¡El trabajo no tiene fin! Toda la razón de la
existencia de Jamelgo se reduce a él; para él ha sido engendrado,
para él ha nacido, y fuera de él no sólo es un ser
inútil para todos, sino que -como dicen los dueños de hacienda
calculadores -constituye una pérdida. Todas las condiciones de vida que
se le dan tienden únicamente a impedir que se extinga esa fuerza muscular
que le hace capaz para el trabajo físico. Y el pienso y el descanso se le
proporcionan en la cantidad indispensable para que pueda cumplir su
misión. Luego, que el campo y los elementos le dejen lisiado; a nadie le
importa cuántas nuevas mataduras han aparecido en sus patas, en sus
paletillas y en su espinazo. No es preciso darle bienestar, sino una vida que le
permita soportar el yugo del trabajo. ¿Cuántos siglos lleva uncido
a este yugo? No lo sabe. ¿Cuántas centurias continuará
sujeto a él? No se para a calcularlas. Vive como sumido en un oscuro
abismo y, de todas las sensaciones que pueda percibir un organismo vivo,
sólo conoce el dolor sordo, permanente, que da el trabajo.

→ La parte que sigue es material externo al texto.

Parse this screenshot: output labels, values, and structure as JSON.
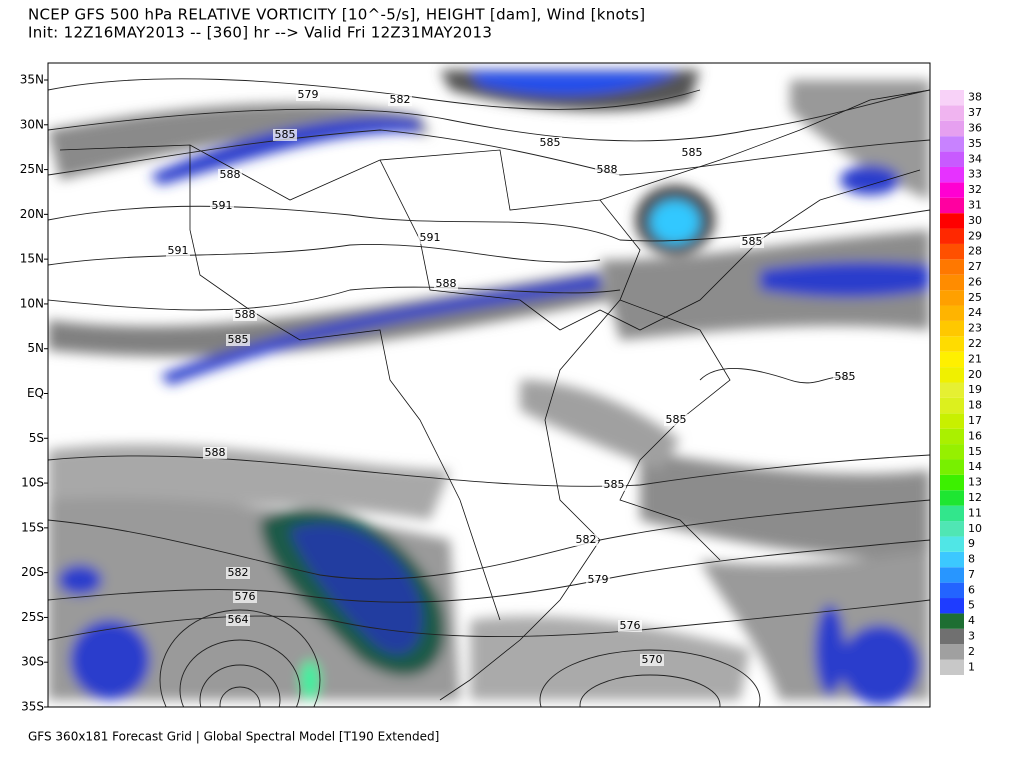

La propia vida de Jamelgo está marcada con el estigma de
la eternidad. No vive, pero tampoco muere. El campo, como un cefalópodo,
le ha atenazado con sus innúmeros tentáculos y no le suelta de la
correspondiente franja de terreno. Cualesquiera que sean los rasgos exteriores
que le haya deparado la suerte para diferenciarlo, siempre será lo mismo:
una bestia tundida a palos, extenuada, medio muerta. A semejanza del campo que
riega con su sangre, Jamelgo no cuenta los días, ni los años, ni
los siglos, sólo conoce la eternidad. Va y viene por todo el campo, y
aquí y allí arrastra igualmente su mísera osamenta, y en
todas partes sigue siendo el mismo de siempre, el innominado.